# Solve using Undetermined Coefficients

1. Oct 27, 2011

### VitaX

$y''(t) - \frac{2}{t^2}y(t) = 3 - \frac{1}{t^2}$

In this problem I had to solve two ways: Variation of Parameters and Undetermined Coefficients. I solved it using Variation of Parameters and got the correct answer for the particular solution in the back of the book being $y_p(t) = t^2ln|t| + \frac{1}{2}$

I can't seem to get the same answer when I'm solving using Undetermined Coefficients. I let my assumption be $y_p(t) = At^2 + Bt + C$ but I only end up with $C=\frac{1}{2}$ while $A=0$ and $B=0$ when I go back and substitute into the original to find their values. What am I doing wrong here?
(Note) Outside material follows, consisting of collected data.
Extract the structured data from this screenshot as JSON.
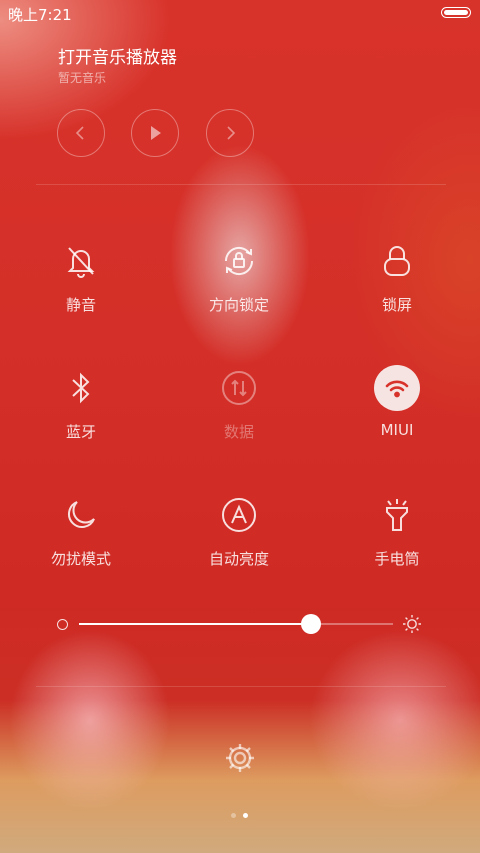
{
  "status": {
    "time": "晚上7:21"
  },
  "music": {
    "title": "打开音乐播放器",
    "subtitle": "暂无音乐"
  },
  "toggles": [
    {
      "label": "静音",
      "icon": "bell-off-icon",
      "state": "on"
    },
    {
      "label": "方向锁定",
      "icon": "rotation-lock-icon",
      "state": "on"
    },
    {
      "label": "锁屏",
      "icon": "lock-icon",
      "state": "on"
    },
    {
      "label": "蓝牙",
      "icon": "bluetooth-icon",
      "state": "on"
    },
    {
      "label": "数据",
      "icon": "data-icon",
      "state": "off"
    },
    {
      "label": "MIUI",
      "icon": "wifi-icon",
      "state": "active"
    },
    {
      "label": "勿扰模式",
      "icon": "moon-icon",
      "state": "on"
    },
    {
      "label": "自动亮度",
      "icon": "auto-brightness-icon",
      "state": "on"
    },
    {
      "label": "手电筒",
      "icon": "flashlight-icon",
      "state": "on"
    }
  ],
  "brightness": {
    "level": 0.74
  },
  "pager": {
    "pages": 2,
    "current": 2
  },
  "colors": {
    "accent": "#d8332b",
    "active_toggle_bg": "#f6e4e2"
  }
}
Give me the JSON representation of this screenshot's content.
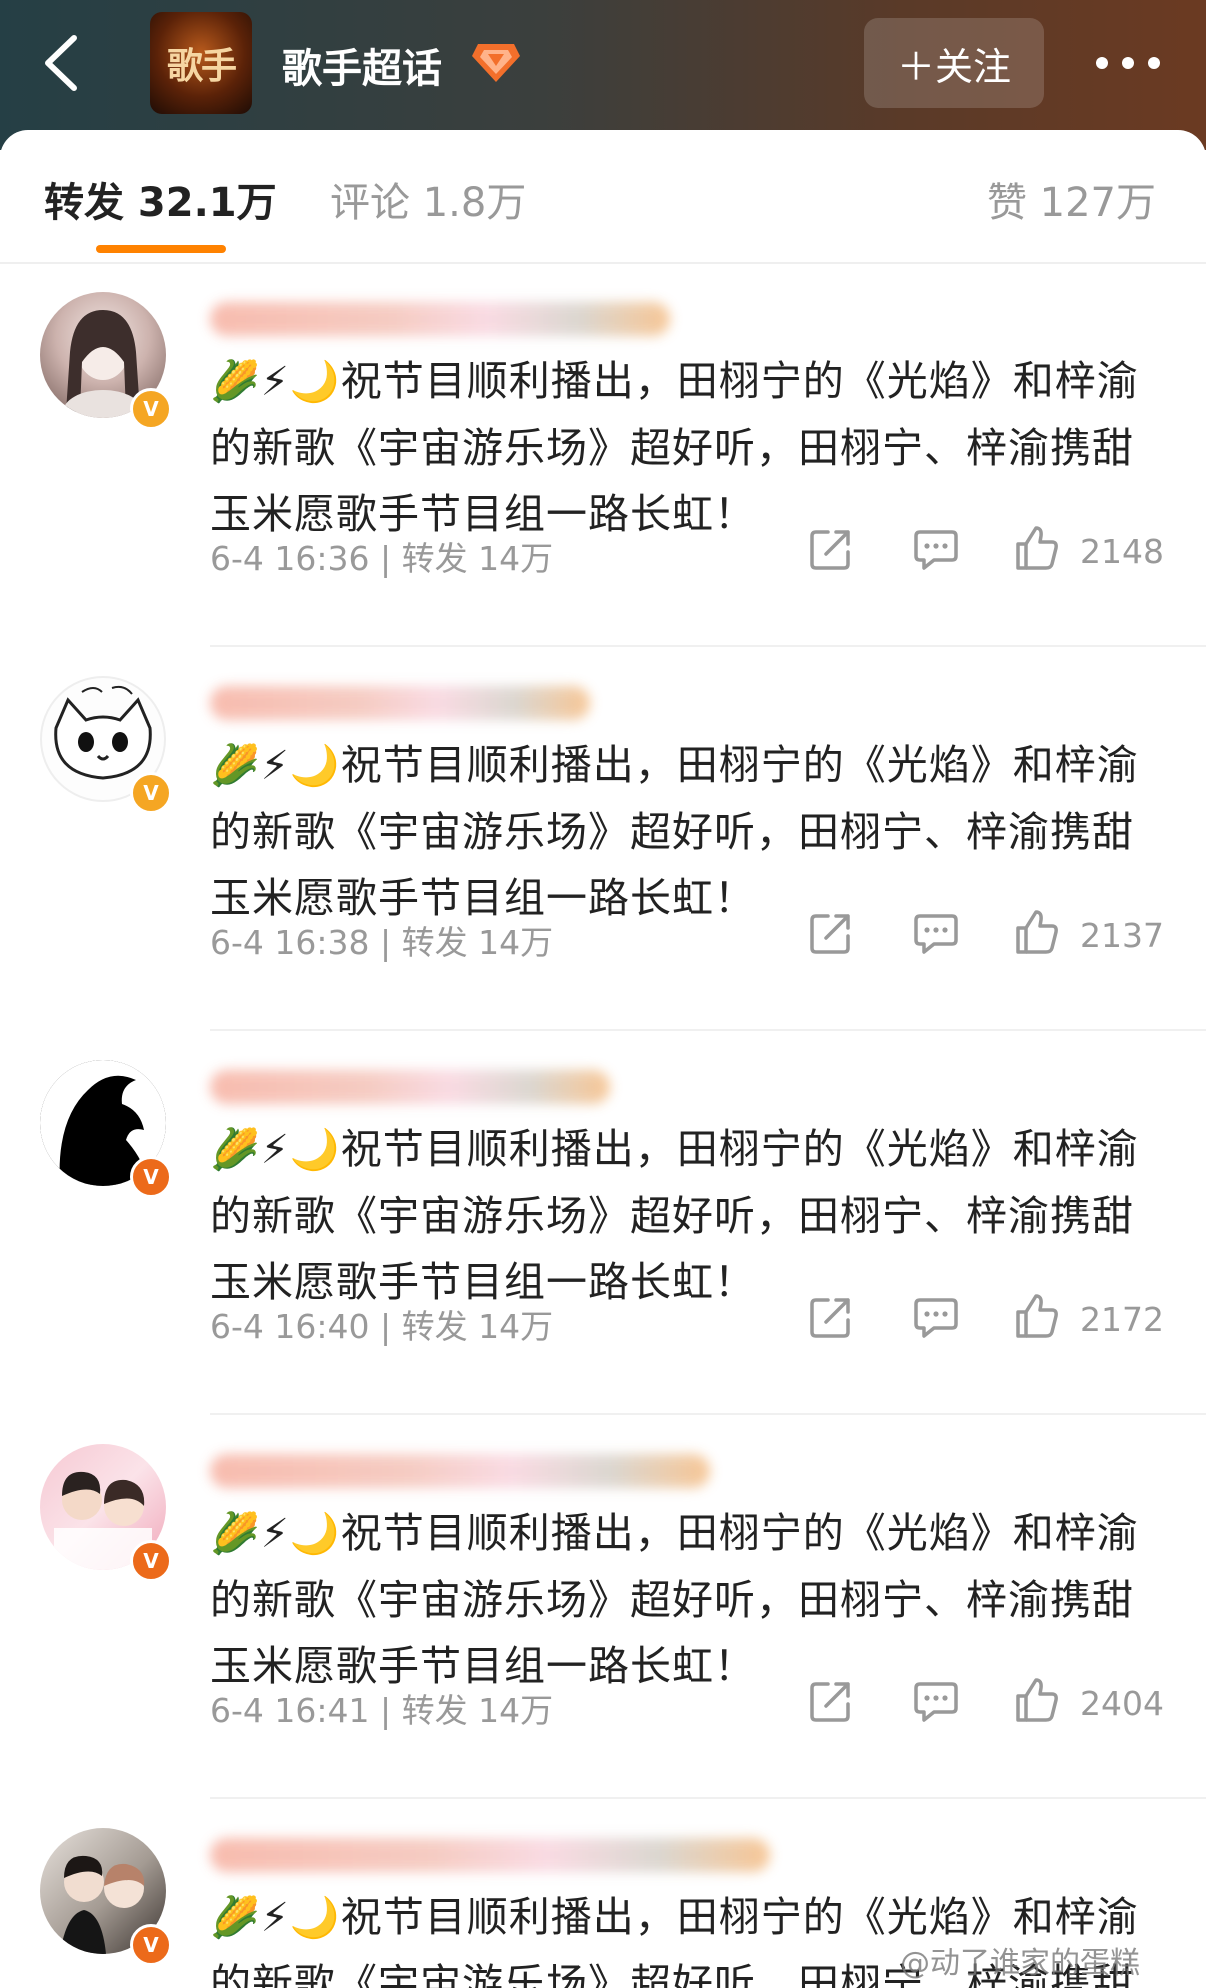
{
  "header": {
    "logo_text": "歌手",
    "title": "歌手超话",
    "follow_label": "＋关注"
  },
  "tabs": {
    "repost": "转发 32.1万",
    "comment": "评论 1.8万",
    "like": "赞 127万"
  },
  "posts": [
    {
      "emojis": "🌽⚡🌙",
      "text": "祝节目顺利播出，田栩宁的《光焰》和梓渝的新歌《宇宙游乐场》超好听，田栩宁、梓渝携甜玉米愿歌手节目组一路长虹！",
      "time": "6-4 16:36",
      "repost": "转发 14万",
      "likes": "2148"
    },
    {
      "emojis": "🌽⚡🌙",
      "text": "祝节目顺利播出，田栩宁的《光焰》和梓渝的新歌《宇宙游乐场》超好听，田栩宁、梓渝携甜玉米愿歌手节目组一路长虹！",
      "time": "6-4 16:38",
      "repost": "转发 14万",
      "likes": "2137"
    },
    {
      "emojis": "🌽⚡🌙",
      "text": "祝节目顺利播出，田栩宁的《光焰》和梓渝的新歌《宇宙游乐场》超好听，田栩宁、梓渝携甜玉米愿歌手节目组一路长虹！",
      "time": "6-4 16:40",
      "repost": "转发 14万",
      "likes": "2172"
    },
    {
      "emojis": "🌽⚡🌙",
      "text": "祝节目顺利播出，田栩宁的《光焰》和梓渝的新歌《宇宙游乐场》超好听，田栩宁、梓渝携甜玉米愿歌手节目组一路长虹！",
      "time": "6-4 16:41",
      "repost": "转发 14万",
      "likes": "2404"
    },
    {
      "emojis": "🌽⚡🌙",
      "text": "祝节目顺利播出，田栩宁的《光焰》和梓渝的新歌《宇宙游乐场》超好听，田栩宁、梓渝携甜玉米愿歌手节目组一路长虹！",
      "time": "",
      "repost": "",
      "likes": ""
    }
  ],
  "verify_mark": "V",
  "meta_separator": "|",
  "watermark": "@动了谁家的蛋糕",
  "colors": {
    "accent": "#ff8200",
    "verify": "#f5a623"
  }
}
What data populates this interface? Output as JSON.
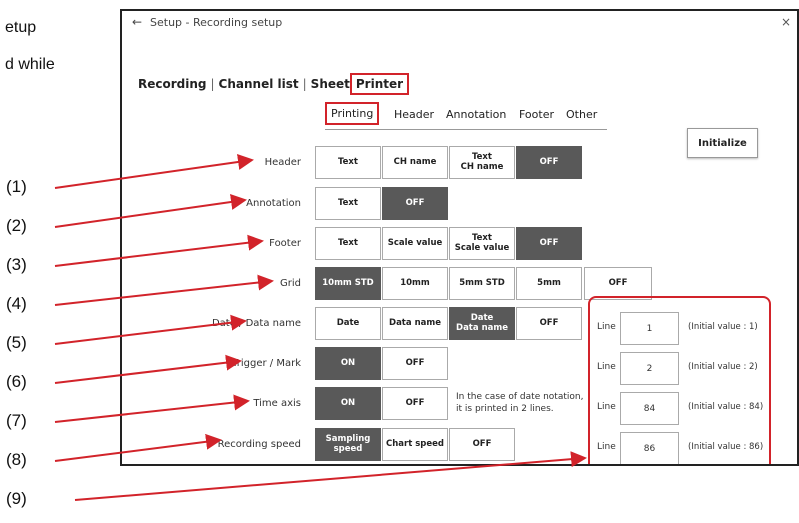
{
  "background_text": [
    "etup",
    "d while"
  ],
  "window": {
    "back_icon": "left-arrow-icon",
    "title": "Setup - Recording setup",
    "close": "×"
  },
  "main_tabs": [
    "Recording",
    "Channel list",
    "Sheet",
    "Printer"
  ],
  "main_tab_sep": "|",
  "active_main_tab": "Printer",
  "sub_tabs": [
    "Printing",
    "Header",
    "Annotation",
    "Footer",
    "Other"
  ],
  "active_sub_tab": "Printing",
  "initialize_label": "Initialize",
  "rows": [
    {
      "label": "Header",
      "buttons": [
        "Text",
        "CH name",
        "Text\nCH name",
        "OFF"
      ],
      "selected": 3
    },
    {
      "label": "Annotation",
      "buttons": [
        "Text",
        "OFF"
      ],
      "selected": 1
    },
    {
      "label": "Footer",
      "buttons": [
        "Text",
        "Scale value",
        "Text\nScale value",
        "OFF"
      ],
      "selected": 3
    },
    {
      "label": "Grid",
      "buttons": [
        "10mm STD",
        "10mm",
        "5mm STD",
        "5mm",
        "OFF"
      ],
      "selected": 0
    },
    {
      "label": "Date / Data name",
      "buttons": [
        "Date",
        "Data name",
        "Date\nData name",
        "OFF"
      ],
      "selected": 2
    },
    {
      "label": "Trigger / Mark",
      "buttons": [
        "ON",
        "OFF"
      ],
      "selected": 0
    },
    {
      "label": "Time axis",
      "buttons": [
        "ON",
        "OFF"
      ],
      "selected": 0
    },
    {
      "label": "Recording speed",
      "buttons": [
        "Sampling\nspeed",
        "Chart speed",
        "OFF"
      ],
      "selected": 0
    }
  ],
  "time_axis_note": "In the case of date notation,\nit is printed in 2 lines.",
  "line_settings": [
    {
      "label": "Line",
      "value": "1",
      "initial": "(Initial value : 1)"
    },
    {
      "label": "Line",
      "value": "2",
      "initial": "(Initial value : 2)"
    },
    {
      "label": "Line",
      "value": "84",
      "initial": "(Initial value : 84)"
    },
    {
      "label": "Line",
      "value": "86",
      "initial": "(Initial value : 86)"
    }
  ],
  "callouts": [
    "(1)",
    "(2)",
    "(3)",
    "(4)",
    "(5)",
    "(6)",
    "(7)",
    "(8)",
    "(9)"
  ],
  "colors": {
    "highlight": "#d2232a",
    "selected_button": "#595959"
  }
}
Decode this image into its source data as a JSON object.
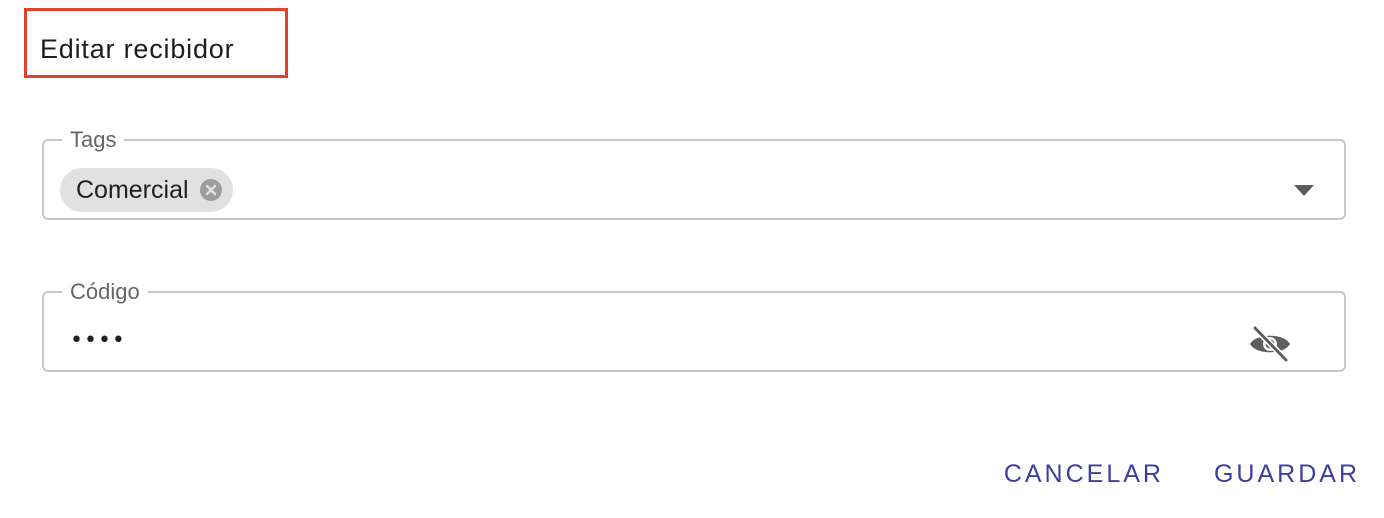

Is my assumption incorrect? I somehow have to get a $ln|t|$ to match up with a $t^2$ as an A value then I should be able to get the same particular solution.

2. Oct 27, 2011

### LCKurtz

If you multiply that equation through by t2 you get
$$t^2y''(t) - y(t) = 3t^2 - 1$$

It isn't a constant coefficient equation for which you would use undetermined coefficients. One way of working it is to look for a solution in the form y = tr to get a characteristic equation. Alternatively you can change the variable from t to x by x = ln(t) to make a constant coefficient DE out of it. This type of equation is called an Euler equation. Surely your text has something about these.

3. Oct 28, 2011

### VitaX

Yeah it does, I think I just misheard the teacher in him saying use undetermined coefficients when I think he meant use 2 methods of variation of parameters to get the particular solution. At least I hope he said that as that's what I did.

4. Oct 28, 2011

### lurflurf

Undetermined coefficients works fine with variable coefficients, it is just harder to guess the form, and you guessed wrong. A better guess would be

$y_p(t) = At^2 \log(t) + Bt + C$

If it is hard to guess the form undetermined coefficients becomes a hard to use method.

5. Oct 28, 2011

### Fusiontron

Treating it as an Euler equation would be better. Or maybe try a series solution.